Basic ecosystem processes--a short introduction
by Joy Livingwell
Even a simple ecosystem is very, very complex. In order to work with nature's complexity, we can focus on the fundamental processes that operate in any ecosystem.
4 ecosystem processes
Four basic processes at work in all ecosystems allow us to quickly gauge the health of the land:
- Water cycle: Does rain feed plants and recharge groundwater, or does it run off the land, causing erosion? Do springs and streams flow seasonally or year-round?
- Mineral cycle: Are nutrients available to living things? Or are they locked in standing dead growth, or sunk below the root zone? Do they escape when plants burn or soil washes away?

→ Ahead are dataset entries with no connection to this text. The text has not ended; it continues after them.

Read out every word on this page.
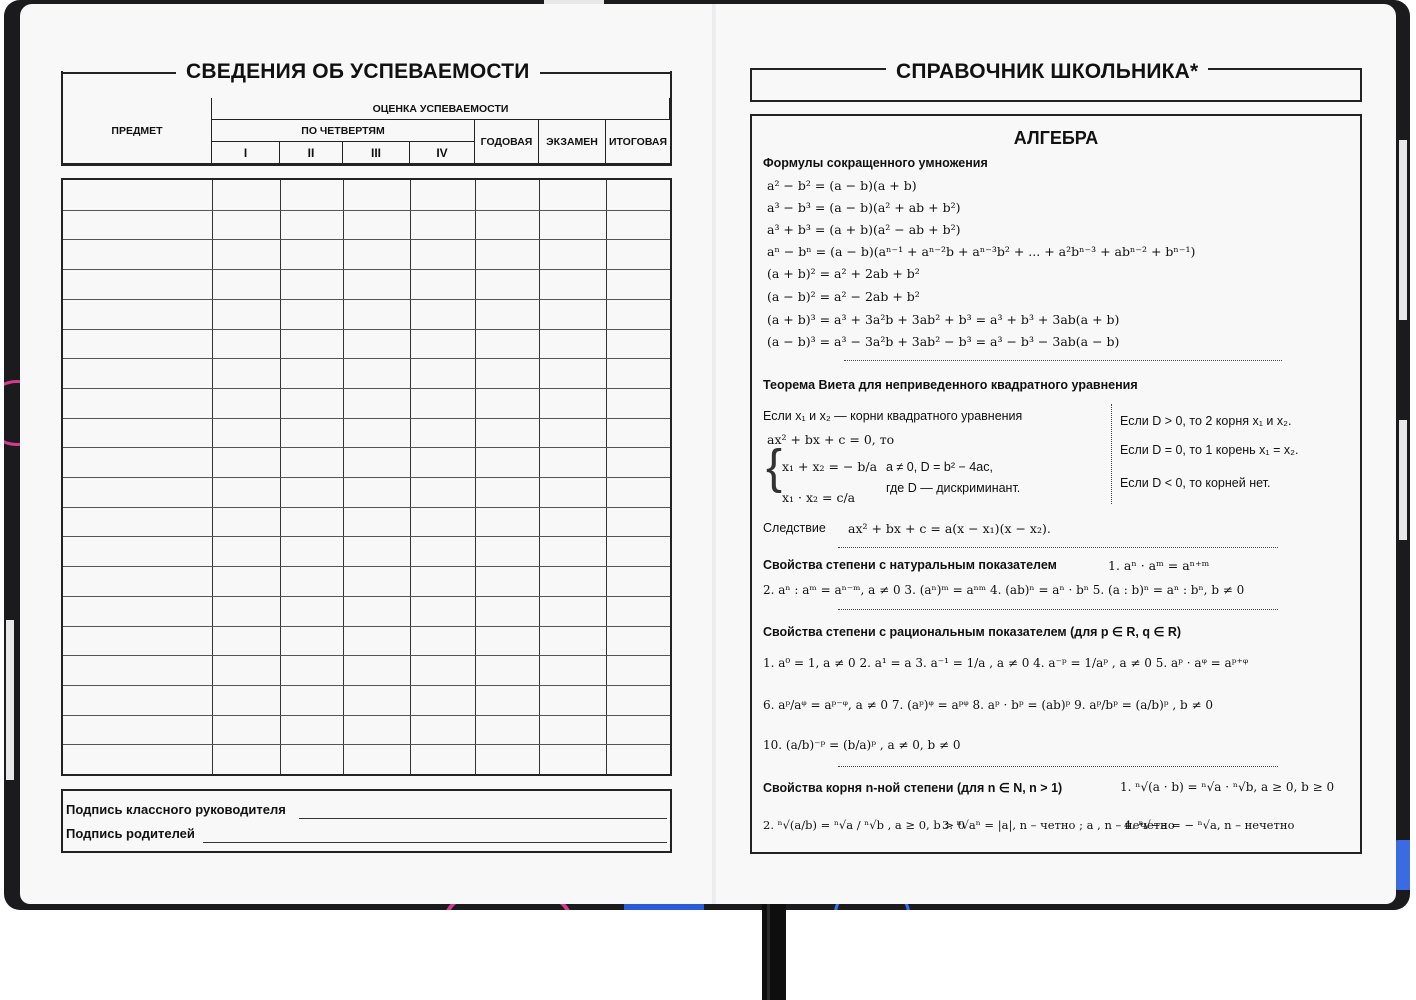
СВЕДЕНИЯ ОБ УСПЕВАЕМОСТИ
ПРЕДМЕТ
ОЦЕНКА УСПЕВАЕМОСТИ
ПО ЧЕТВЕРТЯМ
I	II	III	IV
ГОДОВАЯ	ЭКЗАМЕН	ИТОГОВАЯ
Подпись классного руководителя
Подпись родителей
СПРАВОЧНИК ШКОЛЬНИКА*
АЛГЕБРА
Формулы сокращенного умножения
a² − b² = (a − b)(a + b)
a³ − b³ = (a − b)(a² + ab + b²)
a³ + b³ = (a + b)(a² − ab + b²)
aⁿ − bⁿ = (a − b)(aⁿ⁻¹ + aⁿ⁻²b + aⁿ⁻³b² + ... + a²bⁿ⁻³ + abⁿ⁻² + bⁿ⁻¹)
(a + b)² = a² + 2ab + b²
(a − b)² = a² − 2ab + b²
(a + b)³ = a³ + 3a²b + 3ab² + b³ = a³ + b³ + 3ab(a + b)
(a − b)³ = a³ − 3a²b + 3ab² − b³ = a³ − b³ − 3ab(a − b)
Теорема Виета для неприведенного квадратного уравнения
Если x₁ и x₂ — корни квадратного уравнения
ax² + bx + c = 0, то
{ x₁ + x₂ = − b/a
x₁ · x₂ = c/a
a ≠ 0, D = b² − 4ac,
где D — дискриминант.
Если D > 0, то 2 корня x₁ и x₂.
Если D = 0, то 1 корень x₁ = x₂.
Если D < 0, то корней нет.
Следствие ax² + bx + c = a(x − x₁)(x − x₂).
Свойства степени с натуральным показателем	1. aⁿ · aᵐ = aⁿ⁺ᵐ
2. aⁿ : aᵐ = aⁿ⁻ᵐ, a ≠ 0 3. (aⁿ)ᵐ = aⁿᵐ 4. (ab)ⁿ = aⁿ · bⁿ 5. (a : b)ⁿ = aⁿ : bⁿ, b ≠ 0
Свойства степени с рациональным показателем (для p ∈ R, q ∈ R)
1. a⁰ = 1, a ≠ 0 2. a¹ = a 3. a⁻¹ = 1/a , a ≠ 0 4. a⁻ᵖ = 1/aᵖ , a ≠ 0 5. aᵖ · aᵠ = aᵖ⁺ᵠ
6. aᵖ/aᵠ = aᵖ⁻ᵠ, a ≠ 0 7. (aᵖ)ᵠ = aᵖᵠ 8. aᵖ · bᵖ = (ab)ᵖ 9. aᵖ/bᵖ = (a/b)ᵖ , b ≠ 0
10. (a/b)⁻ᵖ = (b/a)ᵖ , a ≠ 0, b ≠ 0
Свойства корня n-ной степени (для n ∈ N, n > 1)	1. ⁿ√(a · b) = ⁿ√a · ⁿ√b, a ≥ 0, b ≥ 0
2. ⁿ√(a/b) = ⁿ√a / ⁿ√b , a ≥ 0, b > 0
3. ⁿ√aⁿ = |a|, n – четно ; a , n – нечетно
4. ⁿ√−a = − ⁿ√a, n – нечетно
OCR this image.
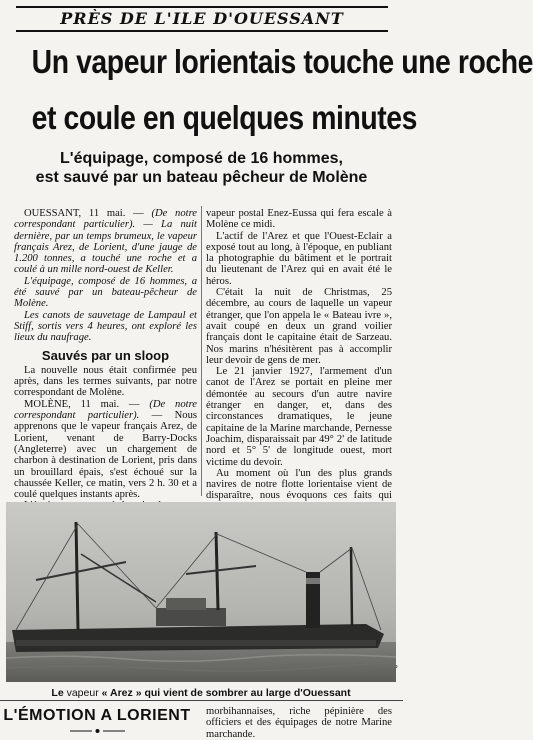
PRÈS DE L'ILE D'OUESSANT
Un vapeur lorientais touche une roche
et coule en quelques minutes
L'équipage, composé de 16 hommes,
est sauvé par un bateau pêcheur de Molène

OUESSANT, 11 mai. — (De notre correspondant particulier). — La nuit dernière, par un temps brumeux, le vapeur français Arez, de Lorient, d'une jauge de 1.200 tonnes, a touché une roche et a coulé à un mille nord-ouest de Keller.

L'équipage, composé de 16 hommes, a été sauvé par un bateau-pêcheur de Molène.

Les canots de sauvetage de Lampaul et Stiff, sortis vers 4 heures, ont exploré les lieux du naufrage.

Sauvés par un sloop

La nouvelle nous était confirmée peu après, dans les termes suivants, par notre correspondant de Molène.

MOLÈNE, 11 mai. — (De notre correspondant particulier). — Nous apprenons que le vapeur français Arez, de Lorient, venant de Barry-Docks (Angleterre) avec un chargement de charbon à destination de Lorient, pris dans un brouillard épais, s'est échoué sur la chaussée Keller, ce matin, vers 2 h. 30 et a coulé quelques instants après.

vapeur postal Enez-Eussa qui fera escale à Molène ce midi.

L'actif de l'Arez et que l'Ouest-Eclair a exposé tout au long, à l'époque, en publiant la photographie du bâtiment et le portrait du lieutenant de l'Arez qui en avait été le héros.

C'était la nuit de Christmas, 25 décembre, au cours de laquelle un vapeur étranger, que l'on appela le « Bateau ivre », avait coupé en deux un grand voilier français dont le capitaine était de Sarzeau. Nos marins n'hésitèrent pas à accomplir leur devoir de gens de mer.

Le 21 janvier 1927, l'armement d'un canot de l'Arez se portait en pleine mer démontée au secours d'un autre navire étranger en danger, et, dans des circonstances dramatiques, le jeune capitaine de la Marine marchande, Pernesse Joachim, disparaissait par 49° 2' de latitude nord et 5° 5' de longitude ouest, mort victime du devoir.

Au moment où l'un des plus grands navires de notre flotte lorientaise vient de disparaître, nous évoquons ces faits qui

Le vapeur « Arez » qui vient de sombrer au large d'Ouessant
L'ÉMOTION A LORIENT morbihannaises, riche pépinière des officiers et des équipages de notre Marine marchande.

- Energy flow: How much sunlight falls on green leaves and gets turned into food for the ecosystem? How much is wasted striking dead growth or bare ground?
- Community dynamics (also called succession): Do many species have fairly stable populations of all ages? Or does the population of just a few species fluctuate widely?
These processes are sometimes called the four ecosystem foundation blocks because they are so fundamental to ecosystem function.
Modifying any one of these processes automatically changes all of them because in reality, they are only different aspects of the same thing. Think of them as four different windows through which you can observe the same room. Or imagine them as the blood, breath, organs, and nerves in your body. You cannot have a healthy liver without air to breathe, or have healthy lungs if your liver fails!
In order to have an effective water or mineral cycle, or adequate energy flow, an ecosystem must have communities of living organisms. For living things to thrive, they need effective energy flow to feed them, a water cycle that supplies adequate moisture, and a mineral cycle that supplies vital nutrients. All four processes work together to create a healthy or unhealthy ecosystem.